Saturday, January 24, 2009


Winterhaven is the hub town for Keep on the Shadowfell, and it's one of the most fundamentally flawed pieces of design in the module. Why flawed? Because it favours buildings over characters.

The map above comes with the module. Each building is drawn on the map, and numbered. A corresponding three-page section of the module describes each numbered building, and then describes the NPCs that might be encountered at that location.

It's problematic for a number of reasons. First, the seventeen buildings shown don't seem enough for Winterhaven's specified population of 997. They could hold maybe 150, with the remaining 847 presumably living in the "small thatched homes [that] stand around Winterhaven, each fronting a piece of farmland or pasture". Even at a fairly generous person-t0-farm ratio there have to be over a hundred of these dwellings outside the town walls, none of which, of course, are depicted, described or referred to.

But that's a minor gripe, as is the second problem, which is that the design is prescriptive. The included map doesn't leave any room for the DM to add more buildings to suit his players and their play styles. Naturally he can throw the map out the window, but that brings us back to the question of what, exactly, he's paying for.

The main problem with building-first design is that it's unnecessary. There aren't any time-critical encounters set in Winterhaven. The players are never going to have a problem navigating an area this small. They aren't going to need to know which buildings are close together and far apart.

The building-first design comes with a significant cost - the NPCs. Anyone who's read an expansion for World of Darkness or 7th Sea knows what good NPC design looks like. In good NPC design, the DM is provided with descriptions, mannerisms, fears, hopes, desires, competencies, and plot hooks for each and every NPC that turns up. It's often more than the DM needs, but that wealth of detail is, again, what you're paying for.

The NPCs in Winterhaven - who are practically the only friendly characters in the module - weigh in at four sentences each, focused mainly on what on what they know about the local area and what they have to sell. Some insulting DM advice on page 32 encourages you to fill in the detail yourself by adding "an accent or favourite saying" or "[applying] a personality-related adjective to your NPC", before finishing with the suggestion"Make up your own stories".

It's a shame Wizards of the Coast didn't release this as an online sample of Keep on the Shadowfell. Revolutionary advice like "make up your own stories" could have saved everyone the cost of a pre-packaged adventure.


[1] The description of Winterhaven emphasises that it has a barracks, a warrior's guild, defended walls, and a cache of siege supplies. However in Keep on the Shadowfell Winterhaven is never directly threatened. Was a planned siege of Winterhaven cut for space reasons?

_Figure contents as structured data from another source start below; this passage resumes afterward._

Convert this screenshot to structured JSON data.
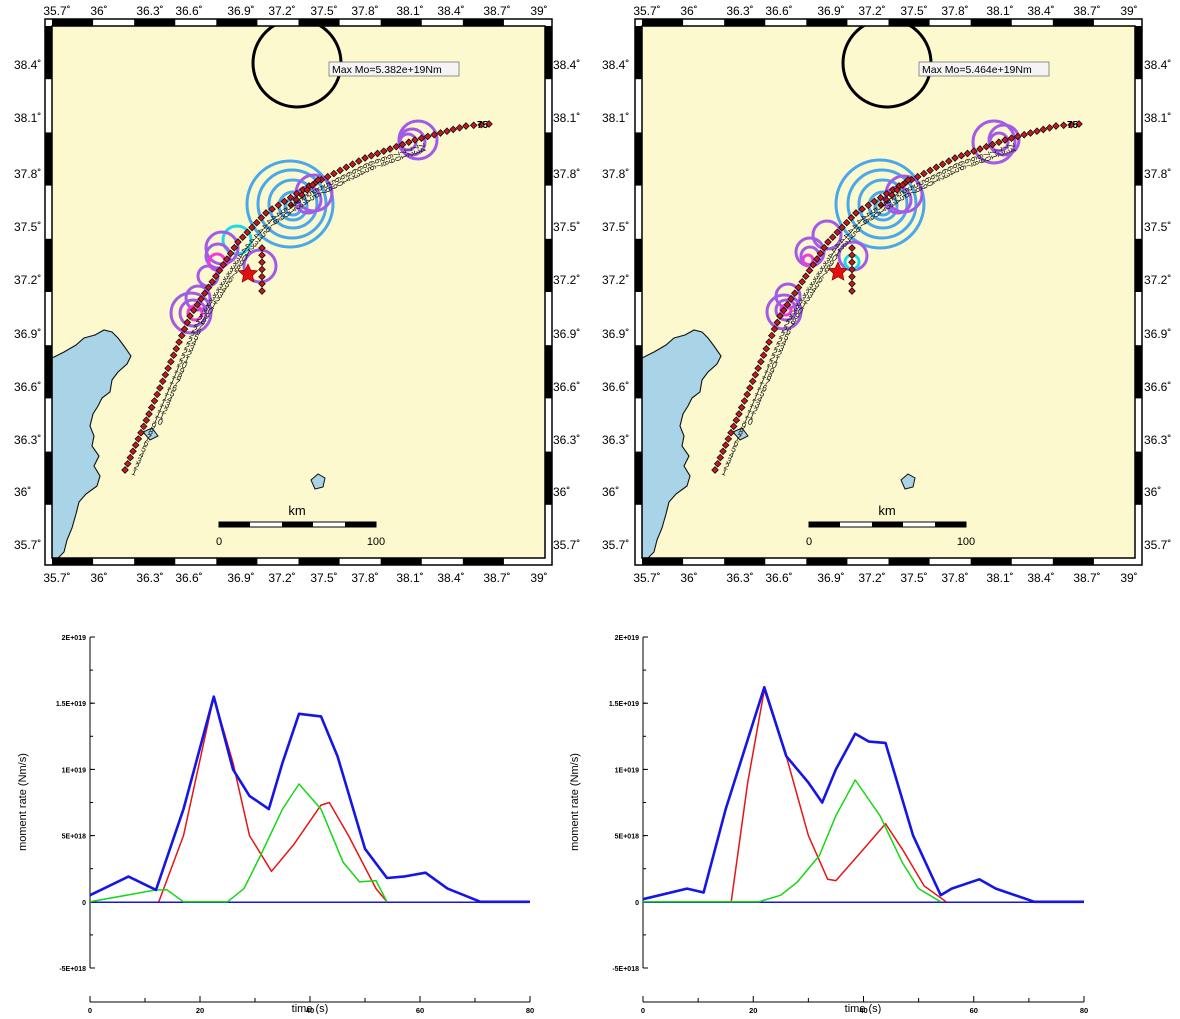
{
  "maps": [
    {
      "annotation": "Max Mo=5.382e+19Nm",
      "scale": {
        "label": "km",
        "ticks": [
          "0",
          "100"
        ]
      },
      "x_ticks": [
        "35.7˚",
        "36˚",
        "36.3˚",
        "36.6˚",
        "36.9˚",
        "37.2˚",
        "37.5˚",
        "37.8˚",
        "38.1˚",
        "38.4˚",
        "38.7˚",
        "39˚"
      ],
      "y_ticks": [
        "38.4˚",
        "38.1˚",
        "37.8˚",
        "37.5˚",
        "37.2˚",
        "36.9˚",
        "36.6˚",
        "36.3˚",
        "36˚",
        "35.7˚"
      ]
    },
    {
      "annotation": "Max Mo=5.464e+19Nm",
      "scale": {
        "label": "km",
        "ticks": [
          "0",
          "100"
        ]
      },
      "x_ticks": [
        "35.7˚",
        "36˚",
        "36.3˚",
        "36.6˚",
        "36.9˚",
        "37.2˚",
        "37.5˚",
        "37.8˚",
        "38.1˚",
        "38.4˚",
        "38.7˚",
        "39˚"
      ],
      "y_ticks": [
        "38.4˚",
        "38.1˚",
        "37.8˚",
        "37.5˚",
        "37.2˚",
        "36.9˚",
        "36.6˚",
        "36.3˚",
        "36˚",
        "35.7˚"
      ]
    }
  ],
  "colors": {
    "land": "#fbf9cd",
    "sea": "#a9d3e6",
    "fault_marker": "#c8161d",
    "epicenter_star": "#e01010",
    "circle_purple": "#a35ae6",
    "circle_blue": "#4aa8ea",
    "circle_cyan": "#1fd9ea",
    "circle_magenta": "#ee3bd9",
    "total": "#1515e6",
    "segment_a": "#e61515",
    "segment_b": "#15d815"
  },
  "chart_data": [
    {
      "type": "line",
      "xlabel": "time (s)",
      "ylabel": "moment rate (Nm/s)",
      "xlim": [
        0,
        80
      ],
      "ylim": [
        -5e+18,
        2e+19
      ],
      "x_ticks": [
        "0",
        "20",
        "40",
        "60",
        "80"
      ],
      "y_ticks": [
        "-5E+018",
        "0",
        "5E+018",
        "1E+019",
        "1.5E+019",
        "2E+019"
      ],
      "series": [
        {
          "color": "#e61515",
          "points": [
            [
              12.5,
              0
            ],
            [
              17,
              5e+18
            ],
            [
              22.5,
              1.55e+19
            ],
            [
              26,
              1.05e+19
            ],
            [
              29,
              5e+18
            ],
            [
              33,
              2.3e+18
            ],
            [
              37,
              4.3e+18
            ],
            [
              42,
              7.3e+18
            ],
            [
              43.5,
              7.5e+18
            ],
            [
              47,
              5e+18
            ],
            [
              52,
              1e+18
            ],
            [
              54,
              0
            ]
          ]
        },
        {
          "color": "#15d815",
          "points": [
            [
              0,
              0
            ],
            [
              12,
              9e+17
            ],
            [
              14,
              9e+17
            ],
            [
              17,
              0
            ],
            [
              25,
              0
            ],
            [
              28,
              1e+18
            ],
            [
              31,
              3.5e+18
            ],
            [
              35,
              7e+18
            ],
            [
              38,
              8.9e+18
            ],
            [
              42,
              7e+18
            ],
            [
              46,
              3e+18
            ],
            [
              49,
              1.5e+18
            ],
            [
              52,
              1.6e+18
            ],
            [
              54,
              0
            ]
          ]
        },
        {
          "color": "#1515e6",
          "points": [
            [
              0,
              5e+17
            ],
            [
              7,
              1.9e+18
            ],
            [
              12,
              9e+17
            ],
            [
              17,
              7e+18
            ],
            [
              22.5,
              1.55e+19
            ],
            [
              26,
              1e+19
            ],
            [
              29,
              8e+18
            ],
            [
              32.5,
              7e+18
            ],
            [
              35,
              1.05e+19
            ],
            [
              38,
              1.42e+19
            ],
            [
              42,
              1.4e+19
            ],
            [
              45,
              1.1e+19
            ],
            [
              50,
              4e+18
            ],
            [
              54,
              1.8e+18
            ],
            [
              57,
              1.9e+18
            ],
            [
              61,
              2.2e+18
            ],
            [
              65,
              1e+18
            ],
            [
              71,
              0
            ],
            [
              80,
              0
            ]
          ]
        }
      ]
    },
    {
      "type": "line",
      "xlabel": "time (s)",
      "ylabel": "moment rate (Nm/s)",
      "xlim": [
        0,
        80
      ],
      "ylim": [
        -5e+18,
        2e+19
      ],
      "x_ticks": [
        "0",
        "20",
        "40",
        "60",
        "80"
      ],
      "y_ticks": [
        "-5E+018",
        "0",
        "5E+018",
        "1E+019",
        "1.5E+019",
        "2E+019"
      ],
      "series": [
        {
          "color": "#e61515",
          "points": [
            [
              16,
              0
            ],
            [
              19,
              9e+18
            ],
            [
              22,
              1.6e+19
            ],
            [
              26,
              1.1e+19
            ],
            [
              30,
              5e+18
            ],
            [
              33.5,
              1.7e+18
            ],
            [
              35,
              1.6e+18
            ],
            [
              39,
              3.5e+18
            ],
            [
              44,
              5.9e+18
            ],
            [
              47,
              4e+18
            ],
            [
              51,
              1.2e+18
            ],
            [
              55,
              0
            ]
          ]
        },
        {
          "color": "#15d815",
          "points": [
            [
              0,
              0
            ],
            [
              21,
              0
            ],
            [
              25,
              5e+17
            ],
            [
              28,
              1.5e+18
            ],
            [
              32,
              3.5e+18
            ],
            [
              35,
              6.5e+18
            ],
            [
              38.5,
              9.2e+18
            ],
            [
              43,
              6.5e+18
            ],
            [
              47,
              3e+18
            ],
            [
              50,
              1e+18
            ],
            [
              54,
              0
            ]
          ]
        },
        {
          "color": "#1515e6",
          "points": [
            [
              0,
              2e+17
            ],
            [
              8,
              1e+18
            ],
            [
              11,
              7e+17
            ],
            [
              15,
              7e+18
            ],
            [
              22,
              1.62e+19
            ],
            [
              26,
              1.1e+19
            ],
            [
              30,
              9e+18
            ],
            [
              32.5,
              7.5e+18
            ],
            [
              35,
              1e+19
            ],
            [
              38.5,
              1.27e+19
            ],
            [
              41,
              1.21e+19
            ],
            [
              44,
              1.2e+19
            ],
            [
              49,
              5e+18
            ],
            [
              54,
              5e+17
            ],
            [
              56,
              1e+18
            ],
            [
              61,
              1.7e+18
            ],
            [
              64,
              1e+18
            ],
            [
              71,
              0
            ],
            [
              80,
              0
            ]
          ]
        }
      ]
    }
  ]
}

[2] The module mentions that mounts and potions of healing are sometimes available in town shops. Why, from a gameplay perspective, is it only sometimes?

[3] Winterhaven includes a Warrior's Guild. The guildmaster is the same NPC who runs the Winterhaven Barracks. What purpose is the Warrior's Guild intended to serve above and beyond the Barracks?

[4] Despite the area around Winterhaven being "menaced by kobolds", Winterhaven apparently has a market square and a Market Day. After giving a meaty description of this event, the module goes on to note that any given item from the Player's Handbook only has a 50% chance of being available, and armour, weapons, implements or magic items are "almost never" present. There is also an NPC involved who has no noteworthy mannerisms or quest hooks. How and why were the PCs intended to interact with the market square?

1 comment:

Fruitybix said...

town map actually came in usefull for my group. all new players, and me with only some limited 3.5 ed experience.

i stuck a magical item for the most loot hungry player in the shop, to try and motivate the players to find ways of earning money, in the form of the quests available. instead they decided to steal it, and the thief fluked a few natural 20s and overcame all the obsacles i threw in the party's way to stop them from embarking on such a non heroic venture.

so i had to invent a layout for the shop, its storeroom and the alarm traps designed to wake the storekeeper up. the party used the kobold feet the thief had been carrying since the first encounter to leave inky kobold footprints all over the shop. this and the fact that the mayor told them that if they recovered any stolen property it would become theirs ment that the party was able to frame the kobolts and keep the items they stole.

after playing half the campaign so far, this is still one of the bits a few of the players remember best.